Crier plus fort que la vie
Le lecteur français avait pu redécouvrir l’an dernier, grâce aux éditions Le Bruit du temps, le récit kafkaïen de l’arrestation et des années de Goulag de Julius Margolin, Voyage au pays des Ze-ka, livre étouffé lors de sa première publication en 1947, tant il contrariait l’air du temps.
L’éditeur et la traductrice poursuivent leur travail. Luba Jurgenson a exhumé des textes inédits, Huit chapitres sur l’enfance et un volet Le Chemin vers l’Occident qui constituent Le Livre du retour. Nous retrouvons Julius Margolin là où nous l’avions laissé, à sa libération en 1945. En haillons, affamé, il arrive en relégation à Slavgorod dans l'Altaï. Au printemps 1946, la nouvelle tombe, invraisemblable : les Polonais déportés du Goulag sont rapatriés vers Lodz et Varsovie. À Lodz le rescapé du Goulag prend la mesure de l’ampleur de la Shoa. Puis vient le vrai départ, celui qui l’amène à franchir la frontière entre deux mondes, entre Varsovie et Paris.
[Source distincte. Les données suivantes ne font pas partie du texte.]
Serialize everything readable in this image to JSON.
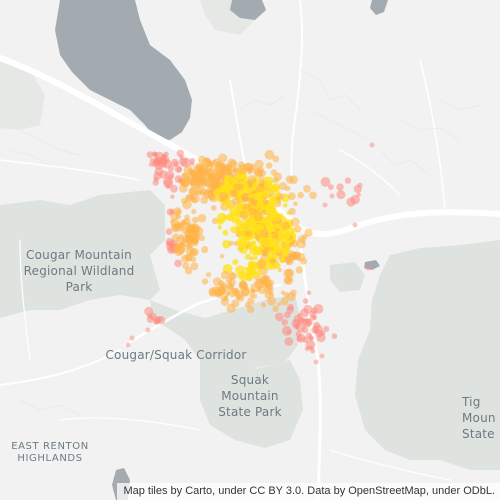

C’est de Marseille qu’il regagne ensuite la Palestine. L’Héliopolis affrété par les organisations juives prend la mer. « C’est seulement à présent que l’Occident commençait pour moi véritablement… Mon Occident à moi prenait forme par opposition à la Sibérie, à l’Oméga, l’étoile à cinq branches qui brillait au-dessus du royaume des camps. L’Héliopolis allait vers l’Occident, l’Occident du cœur, l’Occident de la pensée… » Un Occident qui ne correspond pas à une réalité géographique, mais politique, qu’il oppose à un Orient où l’on inculque le « respect du fouet, où on vénère l’autorité… où la Peur marche sur la pointe des pieds ».
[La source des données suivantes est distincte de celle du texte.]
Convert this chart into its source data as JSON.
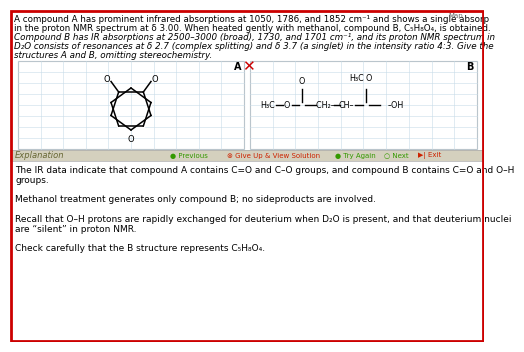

À bord du navire Margolin prend la plume : « J’écris comme écrirait un homme qui n’a qu’une journée à vivre, il doit dire le plus urgent, le plus important. » Il s’empresse de faire lire son premier récit à l’un de ses compatriotes, expliquant son sentiment « d’être en dette à l’égard de quelqu’un… d’être obligé de faire quelque chose… pour ne pas être un salaud à [ses] propres yeux ». Son interlocuteur, jugeant qu’il est plus sain de tirer un trait sur le passé, prédit qu’avec le temps les souvenirs s’estomperont et qu’il renoncera peut être à « crier plus fort que la vie ». On l’a compris, Julius Margolin ne renoncera jamais, mais devra porter seul sa croix.
Il l’a appris, la vie ne fait que confirmer le traumatisme d’enfance lorsque sa nounou le regarde se noyer sans réagir à ses appels… vous êtes sur le point de périr, et vos amis contemplent votre malheur, indifférents, le visage impassible. Telle est donc l’existence et nous avons appris sa leçon. Malgré cette leçon amère, ce qui frappe chez cet homme qui sort de l’enfer, c’est un vrai goût, une gourmandise même, pour la vie, le goût retrouvé des pommes, la chair d’une femme, l’animation des cafés de Marseille, la découverte d’un livre… l’absence ce haine et aussi, une volonté farouche de comprendre, d’analyser et de témoigner de ce qui se joue dans sa vie d’homme.